Comment, en outre, sérieusement envisager le rapprochement de notre
législation dans ce domaine de celles de nos partenaires
européens -rapprochement programmé par le Traité sur
l'Union européenne, signé à Amsterdam- alors que les
durées actuellement admises en matière de rétention vont
du plafond de dix jours en France à l'absence de durée maximale
en Grande-Bretagne ?
En
Allemagne
, où les Länder sont compétents, la
rétention peut être d'une durée maximale de
six
mois
, prolongée jusqu'à
douze mois
lorsque
l'étranger refuse de collaborer à l'exécution de la mesure.
En
Belgique
, l'étranger peut être retenu aux fins
d'éloignement pendant le temps strictement nécessaire à
l'exécution de la mesure sans que la durée de la rétention
puisse dépasser
deux mois
. Le ministre peut toutefois prolonger
cette rétention par période de deux mois, lorsque les
démarches nécessaires en vue de l'éloignement de
l'étranger ont été engagées dans les sept jours
ouvrables de la mise en rétention de l'étranger, lorsqu'elles
sont poursuivies avec toute la diligence requise et qu'il subsiste toujours une
possibilité d'éloigner effectivement l'étranger dans un
délai raisonnable. Après huit mois de rétention,
l'étranger doit être remis en liberté.
En
Espagne
, la mesure d'éloignement peut s'accompagner d'une
détention préventive qui, après intervention du juge peut
atteindre
quarante jours.
Ce sujet devrait être abordé avec réalisme, la durée
de la rétention administrative étant un élément de
dissuasion à se maintenir irrégulièrement sur le
territoire.
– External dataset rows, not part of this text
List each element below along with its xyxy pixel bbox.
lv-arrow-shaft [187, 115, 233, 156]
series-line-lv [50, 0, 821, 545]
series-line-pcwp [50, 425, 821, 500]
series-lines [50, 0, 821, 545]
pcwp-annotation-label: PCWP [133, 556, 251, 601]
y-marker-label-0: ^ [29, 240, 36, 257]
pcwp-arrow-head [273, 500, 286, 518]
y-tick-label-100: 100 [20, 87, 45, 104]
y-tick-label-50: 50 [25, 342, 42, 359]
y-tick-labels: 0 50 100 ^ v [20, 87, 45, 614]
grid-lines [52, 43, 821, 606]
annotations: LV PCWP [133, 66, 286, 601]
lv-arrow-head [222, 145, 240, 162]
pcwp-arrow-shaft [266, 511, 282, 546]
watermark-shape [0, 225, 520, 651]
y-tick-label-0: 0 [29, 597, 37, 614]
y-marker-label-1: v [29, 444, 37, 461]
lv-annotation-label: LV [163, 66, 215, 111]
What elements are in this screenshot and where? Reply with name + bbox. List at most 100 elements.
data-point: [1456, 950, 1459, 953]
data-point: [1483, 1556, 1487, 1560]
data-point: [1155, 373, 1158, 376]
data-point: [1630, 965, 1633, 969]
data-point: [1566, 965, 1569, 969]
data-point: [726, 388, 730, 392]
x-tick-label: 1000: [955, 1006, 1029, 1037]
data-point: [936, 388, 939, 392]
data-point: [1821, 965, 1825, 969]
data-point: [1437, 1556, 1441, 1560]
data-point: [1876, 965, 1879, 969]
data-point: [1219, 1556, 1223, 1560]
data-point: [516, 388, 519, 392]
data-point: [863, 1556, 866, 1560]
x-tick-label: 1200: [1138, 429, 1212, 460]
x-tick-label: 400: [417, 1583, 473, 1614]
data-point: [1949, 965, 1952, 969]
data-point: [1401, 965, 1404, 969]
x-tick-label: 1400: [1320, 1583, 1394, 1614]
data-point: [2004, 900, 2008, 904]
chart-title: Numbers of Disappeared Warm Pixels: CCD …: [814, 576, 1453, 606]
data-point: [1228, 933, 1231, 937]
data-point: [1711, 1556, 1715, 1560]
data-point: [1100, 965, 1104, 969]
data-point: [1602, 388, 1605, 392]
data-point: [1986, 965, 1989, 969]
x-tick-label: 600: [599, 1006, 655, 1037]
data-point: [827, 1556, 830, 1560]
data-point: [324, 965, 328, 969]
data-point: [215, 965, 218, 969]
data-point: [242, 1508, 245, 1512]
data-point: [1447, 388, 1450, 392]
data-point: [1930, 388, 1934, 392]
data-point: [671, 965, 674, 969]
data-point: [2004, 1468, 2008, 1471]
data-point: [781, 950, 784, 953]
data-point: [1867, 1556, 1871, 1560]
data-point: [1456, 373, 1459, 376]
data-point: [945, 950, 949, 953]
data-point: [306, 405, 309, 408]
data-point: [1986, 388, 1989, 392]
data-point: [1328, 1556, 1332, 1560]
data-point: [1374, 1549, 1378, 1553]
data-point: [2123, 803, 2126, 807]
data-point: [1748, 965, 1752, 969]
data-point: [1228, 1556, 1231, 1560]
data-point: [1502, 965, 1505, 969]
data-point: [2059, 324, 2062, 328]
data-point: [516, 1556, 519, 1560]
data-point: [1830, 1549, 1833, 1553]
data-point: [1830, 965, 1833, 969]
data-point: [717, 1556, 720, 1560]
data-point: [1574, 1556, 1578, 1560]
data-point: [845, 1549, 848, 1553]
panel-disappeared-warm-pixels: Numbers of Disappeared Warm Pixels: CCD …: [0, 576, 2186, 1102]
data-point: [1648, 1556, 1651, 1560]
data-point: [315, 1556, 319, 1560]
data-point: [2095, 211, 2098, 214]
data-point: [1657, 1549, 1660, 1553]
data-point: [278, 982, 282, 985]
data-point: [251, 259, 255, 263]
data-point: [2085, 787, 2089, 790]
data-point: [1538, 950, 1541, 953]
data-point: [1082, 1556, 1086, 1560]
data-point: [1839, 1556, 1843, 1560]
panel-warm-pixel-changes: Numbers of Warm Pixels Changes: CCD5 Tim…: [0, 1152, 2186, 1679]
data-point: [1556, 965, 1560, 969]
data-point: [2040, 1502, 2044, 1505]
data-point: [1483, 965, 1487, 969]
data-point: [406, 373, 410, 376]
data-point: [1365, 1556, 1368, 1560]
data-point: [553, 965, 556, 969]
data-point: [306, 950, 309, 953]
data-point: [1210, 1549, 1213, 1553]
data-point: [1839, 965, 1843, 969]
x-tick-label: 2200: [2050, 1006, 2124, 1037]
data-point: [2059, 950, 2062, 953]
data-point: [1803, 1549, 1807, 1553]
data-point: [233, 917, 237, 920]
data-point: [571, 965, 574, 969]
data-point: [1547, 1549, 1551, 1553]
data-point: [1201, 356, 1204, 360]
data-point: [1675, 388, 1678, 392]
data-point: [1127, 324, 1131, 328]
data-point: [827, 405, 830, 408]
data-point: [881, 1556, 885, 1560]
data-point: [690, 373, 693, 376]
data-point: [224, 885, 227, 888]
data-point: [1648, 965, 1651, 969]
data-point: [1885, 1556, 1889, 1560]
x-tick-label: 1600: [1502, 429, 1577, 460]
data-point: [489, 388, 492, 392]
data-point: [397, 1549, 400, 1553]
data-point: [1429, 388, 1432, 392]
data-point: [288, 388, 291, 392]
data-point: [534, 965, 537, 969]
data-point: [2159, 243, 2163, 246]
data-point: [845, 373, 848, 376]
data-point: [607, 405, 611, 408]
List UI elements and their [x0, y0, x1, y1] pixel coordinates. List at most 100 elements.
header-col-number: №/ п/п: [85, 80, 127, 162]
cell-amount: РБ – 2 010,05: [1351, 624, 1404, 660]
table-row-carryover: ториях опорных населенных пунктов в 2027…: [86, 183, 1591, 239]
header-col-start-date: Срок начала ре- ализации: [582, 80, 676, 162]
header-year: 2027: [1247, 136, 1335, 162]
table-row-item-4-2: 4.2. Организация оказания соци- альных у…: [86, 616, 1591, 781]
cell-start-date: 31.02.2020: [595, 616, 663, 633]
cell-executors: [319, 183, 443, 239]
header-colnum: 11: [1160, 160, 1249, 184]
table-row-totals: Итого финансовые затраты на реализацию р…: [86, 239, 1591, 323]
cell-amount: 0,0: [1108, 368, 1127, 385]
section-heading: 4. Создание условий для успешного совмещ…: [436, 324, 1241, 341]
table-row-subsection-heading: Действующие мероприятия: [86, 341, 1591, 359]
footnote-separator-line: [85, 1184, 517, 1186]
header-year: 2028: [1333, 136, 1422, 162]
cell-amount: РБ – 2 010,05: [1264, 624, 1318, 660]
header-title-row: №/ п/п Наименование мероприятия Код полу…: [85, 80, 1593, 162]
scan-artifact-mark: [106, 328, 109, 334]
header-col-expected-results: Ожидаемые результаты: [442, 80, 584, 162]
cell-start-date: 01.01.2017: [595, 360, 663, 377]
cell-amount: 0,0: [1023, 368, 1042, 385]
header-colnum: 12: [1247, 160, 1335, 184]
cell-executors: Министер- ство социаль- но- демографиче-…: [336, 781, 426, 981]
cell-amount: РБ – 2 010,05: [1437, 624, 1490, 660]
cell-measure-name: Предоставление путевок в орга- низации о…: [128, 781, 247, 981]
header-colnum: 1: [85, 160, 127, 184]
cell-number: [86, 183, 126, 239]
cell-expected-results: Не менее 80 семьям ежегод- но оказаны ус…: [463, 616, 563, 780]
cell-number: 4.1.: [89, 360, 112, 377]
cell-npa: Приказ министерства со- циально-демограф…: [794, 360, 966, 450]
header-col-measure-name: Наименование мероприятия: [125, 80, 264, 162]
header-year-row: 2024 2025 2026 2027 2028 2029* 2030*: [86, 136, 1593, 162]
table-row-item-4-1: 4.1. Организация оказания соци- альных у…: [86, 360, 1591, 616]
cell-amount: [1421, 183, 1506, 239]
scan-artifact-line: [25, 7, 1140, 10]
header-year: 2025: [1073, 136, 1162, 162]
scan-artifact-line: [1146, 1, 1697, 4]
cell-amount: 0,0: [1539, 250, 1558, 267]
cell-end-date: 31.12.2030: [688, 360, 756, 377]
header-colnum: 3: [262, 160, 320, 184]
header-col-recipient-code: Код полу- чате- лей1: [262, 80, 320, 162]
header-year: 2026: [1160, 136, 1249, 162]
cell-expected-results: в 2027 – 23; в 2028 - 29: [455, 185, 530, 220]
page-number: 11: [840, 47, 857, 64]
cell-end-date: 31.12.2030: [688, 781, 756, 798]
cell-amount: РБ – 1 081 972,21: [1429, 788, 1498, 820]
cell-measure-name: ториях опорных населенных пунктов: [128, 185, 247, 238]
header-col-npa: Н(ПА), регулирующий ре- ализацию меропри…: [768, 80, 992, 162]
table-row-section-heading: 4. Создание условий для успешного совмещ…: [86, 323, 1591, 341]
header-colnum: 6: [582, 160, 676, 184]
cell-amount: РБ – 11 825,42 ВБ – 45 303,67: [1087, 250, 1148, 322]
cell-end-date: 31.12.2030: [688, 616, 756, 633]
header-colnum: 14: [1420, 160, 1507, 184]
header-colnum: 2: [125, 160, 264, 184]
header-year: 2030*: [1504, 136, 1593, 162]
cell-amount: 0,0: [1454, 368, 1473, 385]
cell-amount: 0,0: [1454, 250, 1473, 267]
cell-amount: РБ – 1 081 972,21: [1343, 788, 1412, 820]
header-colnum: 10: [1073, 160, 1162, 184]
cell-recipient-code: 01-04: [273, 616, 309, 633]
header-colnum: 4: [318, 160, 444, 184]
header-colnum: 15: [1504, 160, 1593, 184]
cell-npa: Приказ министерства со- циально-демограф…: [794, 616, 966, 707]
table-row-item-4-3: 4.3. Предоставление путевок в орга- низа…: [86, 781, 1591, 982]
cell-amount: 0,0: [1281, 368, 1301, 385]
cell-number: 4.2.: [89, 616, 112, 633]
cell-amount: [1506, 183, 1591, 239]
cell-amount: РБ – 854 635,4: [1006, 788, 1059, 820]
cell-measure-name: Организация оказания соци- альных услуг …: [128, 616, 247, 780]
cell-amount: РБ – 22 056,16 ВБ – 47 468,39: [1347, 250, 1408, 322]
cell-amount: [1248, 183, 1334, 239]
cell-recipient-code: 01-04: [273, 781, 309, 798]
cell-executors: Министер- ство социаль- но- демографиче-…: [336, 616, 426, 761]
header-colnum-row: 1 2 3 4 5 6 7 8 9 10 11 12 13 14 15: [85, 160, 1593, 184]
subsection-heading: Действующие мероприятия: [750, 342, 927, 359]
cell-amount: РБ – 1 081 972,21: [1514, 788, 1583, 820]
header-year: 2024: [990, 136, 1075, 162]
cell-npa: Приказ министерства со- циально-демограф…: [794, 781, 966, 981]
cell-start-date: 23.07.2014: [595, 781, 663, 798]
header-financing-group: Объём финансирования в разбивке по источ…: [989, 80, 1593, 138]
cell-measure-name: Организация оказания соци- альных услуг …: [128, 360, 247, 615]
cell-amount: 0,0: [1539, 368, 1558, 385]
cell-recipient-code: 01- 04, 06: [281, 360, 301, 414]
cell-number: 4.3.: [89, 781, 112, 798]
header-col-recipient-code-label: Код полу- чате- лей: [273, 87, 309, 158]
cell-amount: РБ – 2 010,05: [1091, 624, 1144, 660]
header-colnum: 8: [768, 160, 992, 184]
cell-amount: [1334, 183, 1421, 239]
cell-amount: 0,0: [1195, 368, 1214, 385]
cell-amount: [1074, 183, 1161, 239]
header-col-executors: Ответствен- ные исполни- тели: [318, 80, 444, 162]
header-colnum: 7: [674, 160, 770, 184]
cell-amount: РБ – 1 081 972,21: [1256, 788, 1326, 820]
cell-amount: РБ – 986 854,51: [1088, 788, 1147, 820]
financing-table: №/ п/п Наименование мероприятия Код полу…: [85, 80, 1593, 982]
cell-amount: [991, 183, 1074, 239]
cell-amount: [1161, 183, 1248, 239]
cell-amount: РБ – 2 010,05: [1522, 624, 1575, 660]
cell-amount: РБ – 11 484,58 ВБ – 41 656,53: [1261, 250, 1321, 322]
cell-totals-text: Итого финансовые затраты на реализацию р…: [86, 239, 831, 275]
Il va de soi que l'intéressé sera beaucoup plus
tenté d'opposer des manoeuvres dilatoires à son
éloignement s'il sait que cette attitude ne l'expose en fait qu'à
une rétention d'une durée très limitée.
En outre, la limitation très stricte de la durée de
rétention administrative est en grande partie responsable de la relative
précipitation dans laquelle chaque dossier individuel doit être
traité par l'administration.
· La sophistication de la procédure, sa complexité
très grande se traduisent par un marathon administratif et judiciaire,
renforcé par la séparation des ordres de juridiction dont le
Conseil constitutionnel a jugé opportun de confirmer le principe en
matière de reconduite à la frontière.
Ainsi, la reconduite à la frontière avec rétention
administrative fait actuellement intervenir trois juges en l'espace de dix
jours : le
juge administratif
, saisi dans les 24 heures d'un
recours en annulation de l'arrêté préfectoral et qui se
prononce dans les 48 heures (article 22 bis de l'ordonnance du 2 novembre
1945) ; le
juge civil
qui peut être éventuellement
saisi après les premières 48 heures d'une demande de
prolongation de la rétention administrative (article 35 bis de
l'ordonnance) ; le
juge pénal
, si des poursuites sont
engagées, par exemple sur le fondement de l'article 27 de l'ordonnance
(refus de présenter ses papiers ou de communiquer les renseignements
nécessaires à l'éloignement) afin que celui-ci se prononce
sur ces infractions et place, le cas échéant,
l'intéressé en rétention judiciaire (article 132-70-1 du
code de procédure pénale)
1(
*
)
.
Votre rapporteur ne peut que renouveler le constat qu'il avait établi
lors de l'examen de la loi du 24 avril 1997 quant aux effets pernicieux de
cette procédure : annulation de celle-ci en raison de dossiers
incomplets, alors même que l'irrégularité du séjour
n'est pas contestée ; remise en liberté d'un étranger
en situation irrégulière dont le tribunal administratif confirme
le bien-fondé de l'arrêté de reconduite à la
frontière prononcé à son encontre.
Cette situation ne peut qu'être
ressentie difficilement
par les
services chargés de l'éloignement qui accomplissent une
mission par nature difficile.
Ainsi, l'interprétation constitutionnelle qui vise à
protéger des droits fondamentaux aboutit paradoxalement à des
procédures bâclées et à une exploitation subalterne
des incohérences résultant de délais exigus conçus
en dehors de toute réalité.
Enfin, votre commission des Lois déplore la
mise en oeuvre
très insuffisante de la procédure de rétention
judiciaire
-créée par la loi du 24 août 1993- qui
peut pourtant, dans des conditions garantissant parfaitement les droits de la
personne, constituer une mesure efficace en vue de l'éloignement
d'étrangers en situation irrégulière.